Les ruines de Free sont encore fumantes, mais Paul Rodgers est déterminé à ne pas en rester là. La guitare de Mick Ralphs apporte une touche plus glam et plus pop dans le blues rock qu'il affectionne.
Alléché par les sonorités du festin, Bill Grant le manager de Led Zeppelin les prends en main. L'enregistrement du futur chef d'œuvre commence en novembre 1973.

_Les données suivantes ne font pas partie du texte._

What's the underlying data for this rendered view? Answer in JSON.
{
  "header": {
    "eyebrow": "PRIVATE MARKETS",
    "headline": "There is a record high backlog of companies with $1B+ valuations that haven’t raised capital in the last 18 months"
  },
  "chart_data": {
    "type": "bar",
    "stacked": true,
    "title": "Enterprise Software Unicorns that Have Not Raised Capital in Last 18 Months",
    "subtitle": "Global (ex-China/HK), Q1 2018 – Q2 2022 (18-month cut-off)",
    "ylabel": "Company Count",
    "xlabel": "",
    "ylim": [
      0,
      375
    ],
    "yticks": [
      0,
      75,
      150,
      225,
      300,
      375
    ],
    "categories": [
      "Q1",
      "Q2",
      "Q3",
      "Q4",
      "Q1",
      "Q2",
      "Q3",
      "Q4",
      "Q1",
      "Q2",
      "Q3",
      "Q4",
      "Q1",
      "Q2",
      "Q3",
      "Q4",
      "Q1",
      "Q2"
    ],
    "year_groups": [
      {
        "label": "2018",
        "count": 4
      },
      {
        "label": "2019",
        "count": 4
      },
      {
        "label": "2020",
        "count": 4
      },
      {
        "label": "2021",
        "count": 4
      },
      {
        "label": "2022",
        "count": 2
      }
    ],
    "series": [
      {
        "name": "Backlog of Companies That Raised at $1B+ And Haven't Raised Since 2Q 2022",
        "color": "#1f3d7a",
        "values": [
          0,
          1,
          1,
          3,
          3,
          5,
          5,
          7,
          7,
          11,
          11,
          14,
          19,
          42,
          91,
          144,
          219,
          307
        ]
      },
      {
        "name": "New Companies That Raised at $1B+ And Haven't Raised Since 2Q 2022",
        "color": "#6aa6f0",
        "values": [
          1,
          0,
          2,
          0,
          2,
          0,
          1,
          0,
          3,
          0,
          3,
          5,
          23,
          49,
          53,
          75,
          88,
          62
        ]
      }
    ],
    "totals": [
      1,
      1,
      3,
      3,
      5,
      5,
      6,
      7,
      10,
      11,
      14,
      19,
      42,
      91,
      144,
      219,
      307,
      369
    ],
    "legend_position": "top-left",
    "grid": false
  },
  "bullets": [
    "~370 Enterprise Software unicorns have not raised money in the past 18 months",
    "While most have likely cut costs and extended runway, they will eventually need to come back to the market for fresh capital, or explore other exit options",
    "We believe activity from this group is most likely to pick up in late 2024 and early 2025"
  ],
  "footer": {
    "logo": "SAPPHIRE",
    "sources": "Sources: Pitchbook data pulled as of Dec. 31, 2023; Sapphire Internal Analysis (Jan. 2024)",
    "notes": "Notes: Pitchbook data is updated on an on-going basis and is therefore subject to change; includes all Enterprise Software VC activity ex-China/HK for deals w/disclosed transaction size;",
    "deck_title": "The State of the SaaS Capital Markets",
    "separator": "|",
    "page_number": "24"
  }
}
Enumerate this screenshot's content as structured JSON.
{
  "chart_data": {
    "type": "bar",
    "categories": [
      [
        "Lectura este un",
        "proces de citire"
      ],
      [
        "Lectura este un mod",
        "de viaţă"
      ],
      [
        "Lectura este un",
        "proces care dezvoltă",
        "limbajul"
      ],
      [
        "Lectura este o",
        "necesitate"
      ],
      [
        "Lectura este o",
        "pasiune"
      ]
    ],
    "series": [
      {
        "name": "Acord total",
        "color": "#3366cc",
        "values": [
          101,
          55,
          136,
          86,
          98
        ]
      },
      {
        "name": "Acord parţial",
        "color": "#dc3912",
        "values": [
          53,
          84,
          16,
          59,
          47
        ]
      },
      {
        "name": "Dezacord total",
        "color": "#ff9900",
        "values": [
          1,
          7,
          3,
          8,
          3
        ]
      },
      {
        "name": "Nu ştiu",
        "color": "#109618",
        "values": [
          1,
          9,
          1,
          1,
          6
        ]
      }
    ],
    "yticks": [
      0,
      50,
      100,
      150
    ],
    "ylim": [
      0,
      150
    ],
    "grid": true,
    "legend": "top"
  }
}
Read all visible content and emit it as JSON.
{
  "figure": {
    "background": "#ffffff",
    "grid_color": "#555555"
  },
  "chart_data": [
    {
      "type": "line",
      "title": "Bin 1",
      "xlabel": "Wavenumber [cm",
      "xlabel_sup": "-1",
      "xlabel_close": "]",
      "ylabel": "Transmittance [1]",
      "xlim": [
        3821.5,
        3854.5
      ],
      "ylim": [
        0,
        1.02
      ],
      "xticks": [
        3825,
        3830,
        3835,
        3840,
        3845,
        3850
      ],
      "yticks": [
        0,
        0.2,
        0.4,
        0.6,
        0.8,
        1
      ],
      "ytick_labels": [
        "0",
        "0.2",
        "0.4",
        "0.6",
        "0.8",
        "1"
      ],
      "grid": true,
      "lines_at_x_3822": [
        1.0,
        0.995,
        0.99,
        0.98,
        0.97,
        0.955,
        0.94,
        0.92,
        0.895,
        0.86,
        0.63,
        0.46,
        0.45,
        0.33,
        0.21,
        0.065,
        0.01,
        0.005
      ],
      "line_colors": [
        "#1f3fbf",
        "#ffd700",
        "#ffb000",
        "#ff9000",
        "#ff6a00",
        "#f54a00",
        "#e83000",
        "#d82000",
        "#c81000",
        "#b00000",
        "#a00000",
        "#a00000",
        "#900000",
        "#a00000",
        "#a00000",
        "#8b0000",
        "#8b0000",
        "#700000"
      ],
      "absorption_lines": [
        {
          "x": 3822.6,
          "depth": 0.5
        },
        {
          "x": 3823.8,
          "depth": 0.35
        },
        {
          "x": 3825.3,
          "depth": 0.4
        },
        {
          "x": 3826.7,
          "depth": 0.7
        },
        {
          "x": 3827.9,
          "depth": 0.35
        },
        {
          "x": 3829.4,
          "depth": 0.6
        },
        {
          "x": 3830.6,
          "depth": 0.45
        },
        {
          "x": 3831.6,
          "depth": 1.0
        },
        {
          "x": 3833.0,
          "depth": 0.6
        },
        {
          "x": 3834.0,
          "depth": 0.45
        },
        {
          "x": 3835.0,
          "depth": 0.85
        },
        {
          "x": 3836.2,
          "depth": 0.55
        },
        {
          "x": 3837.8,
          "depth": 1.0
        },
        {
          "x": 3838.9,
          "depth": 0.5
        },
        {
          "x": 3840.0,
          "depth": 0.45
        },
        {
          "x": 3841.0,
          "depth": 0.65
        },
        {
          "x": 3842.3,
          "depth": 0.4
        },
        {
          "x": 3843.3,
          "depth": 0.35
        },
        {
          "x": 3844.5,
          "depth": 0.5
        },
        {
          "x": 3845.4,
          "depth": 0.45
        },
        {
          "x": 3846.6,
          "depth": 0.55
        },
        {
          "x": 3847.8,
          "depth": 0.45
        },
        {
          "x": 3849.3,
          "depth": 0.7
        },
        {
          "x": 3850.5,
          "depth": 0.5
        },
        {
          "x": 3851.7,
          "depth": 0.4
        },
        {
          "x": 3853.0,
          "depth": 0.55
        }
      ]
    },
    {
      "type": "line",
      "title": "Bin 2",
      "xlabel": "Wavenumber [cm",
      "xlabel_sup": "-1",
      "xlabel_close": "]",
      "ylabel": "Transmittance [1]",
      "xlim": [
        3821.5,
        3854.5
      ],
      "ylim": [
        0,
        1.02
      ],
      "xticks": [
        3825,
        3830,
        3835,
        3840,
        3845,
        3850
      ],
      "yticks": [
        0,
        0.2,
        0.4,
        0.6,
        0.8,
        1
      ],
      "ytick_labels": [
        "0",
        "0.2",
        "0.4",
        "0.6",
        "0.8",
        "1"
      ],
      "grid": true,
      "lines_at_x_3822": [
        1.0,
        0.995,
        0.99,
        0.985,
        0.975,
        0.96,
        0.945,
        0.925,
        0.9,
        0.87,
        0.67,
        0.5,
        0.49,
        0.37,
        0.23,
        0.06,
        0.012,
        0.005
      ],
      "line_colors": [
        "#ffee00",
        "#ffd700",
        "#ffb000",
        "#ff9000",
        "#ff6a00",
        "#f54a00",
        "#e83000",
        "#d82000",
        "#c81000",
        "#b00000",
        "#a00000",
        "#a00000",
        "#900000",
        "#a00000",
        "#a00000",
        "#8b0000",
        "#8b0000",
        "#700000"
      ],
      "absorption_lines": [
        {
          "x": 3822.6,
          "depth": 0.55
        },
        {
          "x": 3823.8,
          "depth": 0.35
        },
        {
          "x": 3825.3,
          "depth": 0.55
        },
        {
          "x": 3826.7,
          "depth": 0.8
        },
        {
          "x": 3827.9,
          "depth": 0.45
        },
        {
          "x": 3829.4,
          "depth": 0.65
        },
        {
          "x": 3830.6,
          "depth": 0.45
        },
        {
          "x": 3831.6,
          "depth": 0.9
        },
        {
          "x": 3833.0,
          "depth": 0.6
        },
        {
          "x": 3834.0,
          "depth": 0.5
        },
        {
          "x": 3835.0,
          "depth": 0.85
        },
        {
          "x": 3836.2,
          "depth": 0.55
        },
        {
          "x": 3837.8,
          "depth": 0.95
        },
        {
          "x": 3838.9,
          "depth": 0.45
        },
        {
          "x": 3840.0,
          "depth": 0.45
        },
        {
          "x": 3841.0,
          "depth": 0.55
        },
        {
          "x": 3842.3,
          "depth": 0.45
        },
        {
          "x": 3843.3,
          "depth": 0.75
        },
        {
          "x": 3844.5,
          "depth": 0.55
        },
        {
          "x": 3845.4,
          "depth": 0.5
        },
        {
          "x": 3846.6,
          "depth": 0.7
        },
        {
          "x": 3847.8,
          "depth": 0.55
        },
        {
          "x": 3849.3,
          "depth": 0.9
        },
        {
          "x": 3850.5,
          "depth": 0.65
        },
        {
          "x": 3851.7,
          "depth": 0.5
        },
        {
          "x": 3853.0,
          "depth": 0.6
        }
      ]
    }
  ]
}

Le nom du groupe, la pochette sobre, tout prépare l'auditeur à affronter un déluge de rock poisseux.
« Rock Steady »,
« Ready For Love », tous les titres ont le potentiel pour devenir des classiques. La voix de Paul Rodgers atteint des sommets de lyrisme et d'émotion, la guitare est d'une finesse exemplaire, la section rythmique souligne le rythme et sait le durcir à bon escient.
La sortie de
Bad Co en juin 1974 s'apparente à un raz de marée, No 1 aux Etats Unis et No 3 en Grande Bretagne, l'été leur appartient avec le slow
« Bad Co » véritable déclaration d'intention de ces outlaws du rock qui vont bientôt dévaster les scènes (et les hôtels) du monde entier.
Bad Co est un des plus grands albums de blues rock jamais sortis, le sommet et le summum d'une époque où le genre faisait la loi sur la planète musique.